Consider the cubic functions f_c(z)=z^3+c.
Show that f_c has a super attractive fixed point.
Show that f_i and f_{-i} have super-attractive orbits of period 2.
Find a value of c so that f_c has a super-attractive orbit of period 3.
Illustrate the above phenomena using our fun polynomial Julia set plotter…
So this is the multibrot set for z^3 + c, so I think we want to keep our values of c inside this set, or else we might not have an attractive point at all, but I am not 100% sure of this.
Anyway at c = 0 we we have f_0(z) = z^3, this means we have a fixed point at z = 0 cause
f_0(0) = 0. Now let’s look at the derivative of f_0(z),
f'(z) = 3z^2 so |f'(0)| = 0, then we have a super attractive fixed point.

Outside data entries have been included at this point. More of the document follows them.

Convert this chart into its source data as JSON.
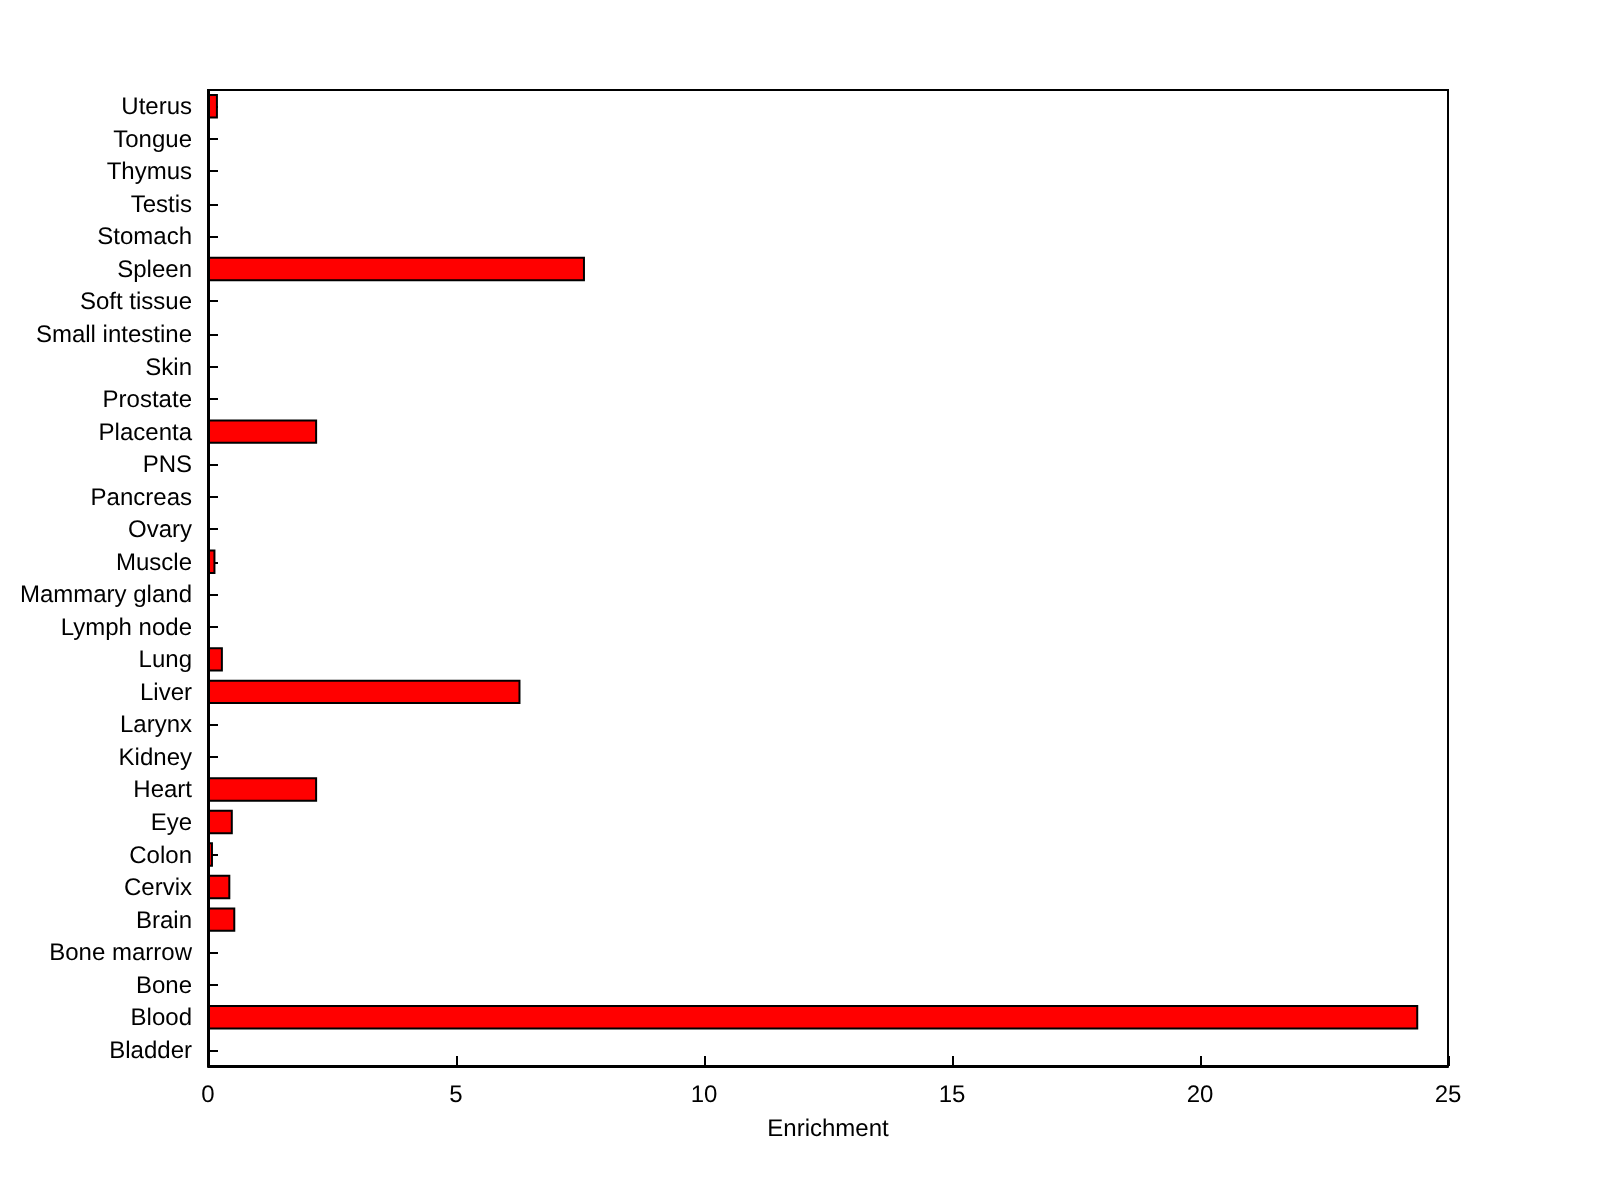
{
  "chart_data": {
    "type": "bar",
    "orientation": "horizontal",
    "xlabel": "Enrichment",
    "categories": [
      "Uterus",
      "Tongue",
      "Thymus",
      "Testis",
      "Stomach",
      "Spleen",
      "Soft tissue",
      "Small intestine",
      "Skin",
      "Prostate",
      "Placenta",
      "PNS",
      "Pancreas",
      "Ovary",
      "Muscle",
      "Mammary gland",
      "Lymph node",
      "Lung",
      "Liver",
      "Larynx",
      "Kidney",
      "Heart",
      "Eye",
      "Colon",
      "Cervix",
      "Brain",
      "Bone marrow",
      "Bone",
      "Blood",
      "Bladder"
    ],
    "values": [
      0.2,
      0,
      0,
      0,
      0,
      7.6,
      0,
      0,
      0,
      0,
      2.2,
      0,
      0,
      0,
      0.15,
      0,
      0,
      0.3,
      6.3,
      0,
      0,
      2.2,
      0.5,
      0.1,
      0.45,
      0.55,
      0,
      0,
      24.4,
      0
    ],
    "color": "#ff0000",
    "xlim": [
      0,
      25
    ],
    "xticks": [
      0,
      5,
      10,
      15,
      20,
      25
    ],
    "grid": false
  }
}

Like in the case of z^2 we looked at in class, when c is close to 0 it will behave like c=0, so even though f_{0.1}(z) = z^3 + 0.1, does not have a derivative of value 0 it does have one very close to zero. That is for the fixed point p \approx 0.10103140329933635, f'(p) \approx 0.03062203335789946 so not technically supper attractive, but I assume this behaves very similarly to a super attractive fixed point. I am not sure if f_c(z) = z^3 + c has a super attractive fixed point for all values of c, but it does have at least one.
Lets compare the filled Julia sets for each of the functions we defined
f(z) = z^3
f(z) = z^3 + 0.1
This all looks great!
So this is quite rare actually. Typically, for each component, you’ve got one super-attractive orbit. There’s only one component where that orbit has length one, though.
I bet someone else can deal with f_{\pm i}. If you’re interested in searching for a value of c such that f_c has a super-attractive orbit of period 3, I’d recommend looking at your picture near the upper right.